L’Association nationale des greffiers haïtiens (ANAGH) maintient la grève lancée depuis le mardi 28 juillet 2020 dans toutes les juridictions du pays à l’ouverture de l’année judiciaire 2020-2021. Les greffiers n’entendent point courber l’échine. Dans certaines juridictions ils n’ont pas participé aux traditionnelles cérémonies organisées dans les cours et tribunaux des juridictions du pays. De pied ferme, l’ANAGH réclame l’application des accords de 2017 et de 2019 qui prévoient de meilleures conditions de travail.

Publié le 2020-10-08 | Le Nouvelliste

 

Alors que des autorités du secteur judiciaire avaient annoncé avoir trouvé une entente avec les greffiers, la question de la grève reste toujours d’actualité. Lancé fin juillet de l’année en cours, le mot d’ordre de grève générale des greffiers et commis-parquets est observé dans les 18 juridictions du pays. À la Grande-Rivière-du-Nord, la cérémonie d’ouverture de l’année judiciaire était impossible car les greffiers de cette juridiction n’ont pas siégé. « L’ouverture de l’année judiciaire se fera sans les greffiers.

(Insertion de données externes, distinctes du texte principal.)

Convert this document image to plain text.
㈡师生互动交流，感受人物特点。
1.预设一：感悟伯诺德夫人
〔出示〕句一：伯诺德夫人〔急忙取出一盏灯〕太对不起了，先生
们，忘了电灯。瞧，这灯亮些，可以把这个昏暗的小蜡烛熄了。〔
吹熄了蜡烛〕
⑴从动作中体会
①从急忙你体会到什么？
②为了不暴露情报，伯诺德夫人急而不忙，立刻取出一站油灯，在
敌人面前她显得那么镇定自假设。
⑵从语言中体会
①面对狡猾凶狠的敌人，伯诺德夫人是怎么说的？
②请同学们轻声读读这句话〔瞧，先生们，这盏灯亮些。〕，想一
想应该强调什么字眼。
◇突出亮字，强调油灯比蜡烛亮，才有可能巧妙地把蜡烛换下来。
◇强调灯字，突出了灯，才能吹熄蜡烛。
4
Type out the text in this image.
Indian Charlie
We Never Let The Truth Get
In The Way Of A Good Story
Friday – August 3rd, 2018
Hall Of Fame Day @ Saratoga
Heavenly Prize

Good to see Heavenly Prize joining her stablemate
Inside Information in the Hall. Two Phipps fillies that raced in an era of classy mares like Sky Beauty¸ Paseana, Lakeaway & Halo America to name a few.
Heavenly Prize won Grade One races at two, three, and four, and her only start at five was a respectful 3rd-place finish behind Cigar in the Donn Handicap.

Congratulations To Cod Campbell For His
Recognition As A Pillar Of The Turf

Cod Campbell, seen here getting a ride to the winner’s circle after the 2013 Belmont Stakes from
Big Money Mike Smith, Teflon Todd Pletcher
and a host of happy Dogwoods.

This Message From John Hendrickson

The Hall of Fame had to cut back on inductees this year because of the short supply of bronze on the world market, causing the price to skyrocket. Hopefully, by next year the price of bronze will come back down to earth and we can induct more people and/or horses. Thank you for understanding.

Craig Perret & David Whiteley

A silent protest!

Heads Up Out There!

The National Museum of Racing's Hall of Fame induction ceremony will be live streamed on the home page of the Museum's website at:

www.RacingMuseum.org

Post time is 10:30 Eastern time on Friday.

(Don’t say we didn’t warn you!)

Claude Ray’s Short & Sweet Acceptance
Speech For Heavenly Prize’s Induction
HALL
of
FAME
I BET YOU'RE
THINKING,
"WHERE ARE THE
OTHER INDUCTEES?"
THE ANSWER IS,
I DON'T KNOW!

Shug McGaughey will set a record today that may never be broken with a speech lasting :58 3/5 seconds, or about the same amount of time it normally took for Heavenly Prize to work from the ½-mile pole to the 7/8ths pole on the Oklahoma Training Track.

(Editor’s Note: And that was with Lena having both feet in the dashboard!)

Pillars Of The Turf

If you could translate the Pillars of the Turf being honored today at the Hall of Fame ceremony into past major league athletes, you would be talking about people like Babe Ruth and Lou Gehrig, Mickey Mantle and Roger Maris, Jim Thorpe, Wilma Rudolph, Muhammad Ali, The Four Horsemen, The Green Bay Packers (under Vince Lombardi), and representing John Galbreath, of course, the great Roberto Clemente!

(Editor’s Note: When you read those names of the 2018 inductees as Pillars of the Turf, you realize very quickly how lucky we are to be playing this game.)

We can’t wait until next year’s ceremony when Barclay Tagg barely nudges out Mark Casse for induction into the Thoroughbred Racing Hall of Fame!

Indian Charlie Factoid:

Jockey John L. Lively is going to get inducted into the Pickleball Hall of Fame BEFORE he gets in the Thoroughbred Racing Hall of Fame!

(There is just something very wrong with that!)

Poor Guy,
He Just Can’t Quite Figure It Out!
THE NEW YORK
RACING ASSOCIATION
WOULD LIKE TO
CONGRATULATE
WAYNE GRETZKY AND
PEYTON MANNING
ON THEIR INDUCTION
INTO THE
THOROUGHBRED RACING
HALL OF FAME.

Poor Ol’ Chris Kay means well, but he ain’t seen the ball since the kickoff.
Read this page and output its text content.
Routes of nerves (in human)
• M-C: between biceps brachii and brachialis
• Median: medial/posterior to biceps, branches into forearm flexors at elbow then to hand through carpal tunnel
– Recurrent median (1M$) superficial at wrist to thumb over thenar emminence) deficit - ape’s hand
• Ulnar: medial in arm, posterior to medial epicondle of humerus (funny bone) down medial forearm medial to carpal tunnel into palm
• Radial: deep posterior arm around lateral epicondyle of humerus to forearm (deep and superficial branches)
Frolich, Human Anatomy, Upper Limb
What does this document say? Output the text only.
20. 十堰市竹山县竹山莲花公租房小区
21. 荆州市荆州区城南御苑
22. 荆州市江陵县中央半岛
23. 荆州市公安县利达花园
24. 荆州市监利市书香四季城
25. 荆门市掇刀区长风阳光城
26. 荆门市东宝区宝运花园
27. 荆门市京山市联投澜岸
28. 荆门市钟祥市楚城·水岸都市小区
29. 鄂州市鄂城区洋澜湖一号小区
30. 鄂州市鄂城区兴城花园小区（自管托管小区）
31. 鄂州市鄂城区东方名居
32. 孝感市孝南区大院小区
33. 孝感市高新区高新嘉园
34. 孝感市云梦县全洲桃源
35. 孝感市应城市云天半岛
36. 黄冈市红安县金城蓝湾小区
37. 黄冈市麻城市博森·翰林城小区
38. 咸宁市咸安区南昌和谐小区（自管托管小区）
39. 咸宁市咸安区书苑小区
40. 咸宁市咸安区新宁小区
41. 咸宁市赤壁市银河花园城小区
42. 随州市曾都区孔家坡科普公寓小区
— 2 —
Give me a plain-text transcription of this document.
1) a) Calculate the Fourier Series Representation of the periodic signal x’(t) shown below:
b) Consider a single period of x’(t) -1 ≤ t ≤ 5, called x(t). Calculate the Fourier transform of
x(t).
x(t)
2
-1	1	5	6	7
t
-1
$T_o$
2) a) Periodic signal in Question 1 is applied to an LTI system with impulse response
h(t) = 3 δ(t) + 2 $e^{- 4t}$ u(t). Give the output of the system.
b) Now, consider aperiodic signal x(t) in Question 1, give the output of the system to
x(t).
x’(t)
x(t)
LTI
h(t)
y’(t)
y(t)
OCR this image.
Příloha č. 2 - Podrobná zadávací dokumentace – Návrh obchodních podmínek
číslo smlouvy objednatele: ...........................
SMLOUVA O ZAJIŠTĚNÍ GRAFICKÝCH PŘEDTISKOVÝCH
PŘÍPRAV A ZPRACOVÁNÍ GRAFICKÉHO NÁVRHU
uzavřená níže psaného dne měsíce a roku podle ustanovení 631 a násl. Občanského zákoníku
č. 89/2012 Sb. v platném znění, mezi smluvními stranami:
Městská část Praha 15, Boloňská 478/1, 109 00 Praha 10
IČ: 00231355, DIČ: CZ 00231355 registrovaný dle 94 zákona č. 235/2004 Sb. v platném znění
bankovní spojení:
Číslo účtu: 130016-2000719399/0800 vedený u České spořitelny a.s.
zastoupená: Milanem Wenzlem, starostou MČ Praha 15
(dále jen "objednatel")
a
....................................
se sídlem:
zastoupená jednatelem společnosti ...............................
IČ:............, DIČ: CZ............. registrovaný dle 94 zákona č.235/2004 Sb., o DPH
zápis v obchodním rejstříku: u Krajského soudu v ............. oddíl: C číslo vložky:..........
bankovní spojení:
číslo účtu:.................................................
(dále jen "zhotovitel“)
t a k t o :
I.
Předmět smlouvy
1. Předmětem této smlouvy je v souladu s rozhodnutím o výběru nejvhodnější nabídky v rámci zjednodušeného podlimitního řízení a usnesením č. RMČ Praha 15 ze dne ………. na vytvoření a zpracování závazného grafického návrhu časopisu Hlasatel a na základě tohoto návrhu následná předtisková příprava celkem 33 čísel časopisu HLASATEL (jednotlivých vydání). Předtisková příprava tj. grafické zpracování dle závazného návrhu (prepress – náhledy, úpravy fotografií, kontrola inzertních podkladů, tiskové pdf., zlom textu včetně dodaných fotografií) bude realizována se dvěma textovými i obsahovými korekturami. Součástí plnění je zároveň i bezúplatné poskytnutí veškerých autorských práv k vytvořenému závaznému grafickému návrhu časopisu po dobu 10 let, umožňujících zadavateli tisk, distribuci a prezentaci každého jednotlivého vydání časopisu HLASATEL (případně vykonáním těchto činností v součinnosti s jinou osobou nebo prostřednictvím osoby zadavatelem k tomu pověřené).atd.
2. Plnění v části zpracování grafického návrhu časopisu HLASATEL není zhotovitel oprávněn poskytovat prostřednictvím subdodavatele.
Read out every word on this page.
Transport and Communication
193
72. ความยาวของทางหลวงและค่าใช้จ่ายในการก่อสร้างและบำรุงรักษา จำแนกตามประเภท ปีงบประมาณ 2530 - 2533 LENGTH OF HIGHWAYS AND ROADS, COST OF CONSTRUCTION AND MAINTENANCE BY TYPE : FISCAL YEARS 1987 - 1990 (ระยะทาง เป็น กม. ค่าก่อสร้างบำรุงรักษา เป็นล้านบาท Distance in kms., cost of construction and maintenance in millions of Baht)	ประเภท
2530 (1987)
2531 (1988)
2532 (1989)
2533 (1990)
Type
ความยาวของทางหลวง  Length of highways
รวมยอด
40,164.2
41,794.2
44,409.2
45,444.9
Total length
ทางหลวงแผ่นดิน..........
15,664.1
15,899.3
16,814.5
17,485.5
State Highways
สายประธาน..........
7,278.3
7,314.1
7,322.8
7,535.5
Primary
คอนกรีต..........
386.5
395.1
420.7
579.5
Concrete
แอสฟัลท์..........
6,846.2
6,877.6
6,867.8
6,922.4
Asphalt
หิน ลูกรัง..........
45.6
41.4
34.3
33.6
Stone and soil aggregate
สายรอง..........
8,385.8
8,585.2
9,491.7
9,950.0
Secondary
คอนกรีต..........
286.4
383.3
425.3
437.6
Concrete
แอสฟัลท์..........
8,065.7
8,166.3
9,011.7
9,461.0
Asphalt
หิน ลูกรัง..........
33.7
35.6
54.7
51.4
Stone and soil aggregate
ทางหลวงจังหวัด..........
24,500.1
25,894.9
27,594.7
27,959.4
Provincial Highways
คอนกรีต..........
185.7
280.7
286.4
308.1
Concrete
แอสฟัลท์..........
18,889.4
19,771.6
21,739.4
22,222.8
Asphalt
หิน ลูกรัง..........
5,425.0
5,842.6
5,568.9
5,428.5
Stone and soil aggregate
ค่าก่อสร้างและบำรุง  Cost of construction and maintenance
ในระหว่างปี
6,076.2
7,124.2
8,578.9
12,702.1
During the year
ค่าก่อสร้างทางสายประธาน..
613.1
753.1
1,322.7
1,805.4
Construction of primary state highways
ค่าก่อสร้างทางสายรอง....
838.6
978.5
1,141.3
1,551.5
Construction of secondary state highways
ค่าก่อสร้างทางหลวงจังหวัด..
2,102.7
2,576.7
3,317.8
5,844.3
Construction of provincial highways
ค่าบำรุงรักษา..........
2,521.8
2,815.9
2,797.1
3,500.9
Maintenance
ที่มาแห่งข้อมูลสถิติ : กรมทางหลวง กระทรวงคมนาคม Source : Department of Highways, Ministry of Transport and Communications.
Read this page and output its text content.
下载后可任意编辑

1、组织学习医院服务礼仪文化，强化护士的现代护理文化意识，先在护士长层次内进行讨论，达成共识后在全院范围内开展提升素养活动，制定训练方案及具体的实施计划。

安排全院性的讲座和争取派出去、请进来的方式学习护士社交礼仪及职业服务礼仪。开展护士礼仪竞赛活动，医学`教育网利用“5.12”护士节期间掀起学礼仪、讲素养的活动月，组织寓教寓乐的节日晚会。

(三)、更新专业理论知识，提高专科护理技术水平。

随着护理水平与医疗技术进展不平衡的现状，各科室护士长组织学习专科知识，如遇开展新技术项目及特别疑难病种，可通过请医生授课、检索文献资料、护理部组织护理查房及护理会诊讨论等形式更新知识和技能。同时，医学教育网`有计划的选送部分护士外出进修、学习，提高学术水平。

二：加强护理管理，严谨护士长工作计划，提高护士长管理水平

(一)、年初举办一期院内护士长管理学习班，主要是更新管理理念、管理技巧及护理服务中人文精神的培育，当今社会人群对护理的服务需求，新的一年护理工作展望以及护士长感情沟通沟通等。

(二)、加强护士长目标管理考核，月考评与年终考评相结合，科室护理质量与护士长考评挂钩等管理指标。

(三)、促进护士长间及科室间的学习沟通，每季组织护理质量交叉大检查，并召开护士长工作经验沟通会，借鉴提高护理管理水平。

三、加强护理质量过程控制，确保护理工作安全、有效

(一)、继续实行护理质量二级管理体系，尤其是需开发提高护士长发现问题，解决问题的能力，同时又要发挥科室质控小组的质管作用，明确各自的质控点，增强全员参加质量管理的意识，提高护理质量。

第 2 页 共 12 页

On ne siègera pas », avait fait savoir au journal Martin Ainé, avant la cérémonie.

Selon le président de l’Association nationale des greffiers haïtiens, les lignes ne bougeront pas tant que le ministre de la Justice ne satisfera pas à leurs revendications. Les greffiers et commis-parquets continuent de réclamer l’adoption du statut des greffiers professionnels de la justice et la nomination des greffiers ayant intégré l’École de la magistrature. L’augmentation salariale, l’octroi d’une carte de débit et d’une carte d’assurance en cas de maladie constituent entre autres revendications des greffiers prévues dans les accords signés les 3 novembre 2017 et 23 mai 2019.

Les greffiers réclament actuellement justice et réparation pour la greffière Yolette Florent molestée, suivant ses dires, par le juge de paix Wilfrid Larivière dont ils exigent l’éviction.

Selon Ainé Martin, les greffiers ne souhaitent pas paralyser la chaîne pénale et empêcher l’accès à la justice. Mais il pointe du doigt le laxisme des autorités qui n’ont pas consenti assez d’efforts pour remédier à leur situation. Du 27 juillet à nos jours, les autorités du ministère de la Justice, a-t-il confié, les a rencontrés à quatre reprises. Aucune mesure concrète n’a cependant été adoptée. Une commission qui ne dispose d’aucun greffier a travaillé sur le document/loi portant statut des greffiers.

« Nous avons lu le document et y avons apporté des modifications. Nous l’avons ensuite remis. Le ministre devrait le présenter lors d’un Conseil des ministres pour enfin nous rencontrer. Mais les trois jours de deuil national pris à la mémoire du bâtonnier Monferrier Dorval a tout retardé », a déclaré Martin Ainé. Vendredi dernier, une rencontre avec le ministre de la Justice a été annulée. Les greffiers disent être ouverts et prêts à faciliter la reprise des activités, disant compter sur la bonne foi des autorités concernées.

Le président de l’ANAGH avait également confié qu’ils avaient entamé des démarches auprès du Conseil supérieur du pouvoir judiciaire, organe de contrôle et de régulation de ce pouvoir. « Nous leur avons demandé une rencontre. À notre arrivée, on nous a informés que les membres du CSPJ ne pouvaient pas rencontrer la délégation », a critiqué Martin Ainé, dénonçant l’inélégance des membres du Conseil. Selon lui, ces derniers n’ont jamais engagé des pourparlers pour garantir le bon fonctionnement des cours et tribunaux du pays.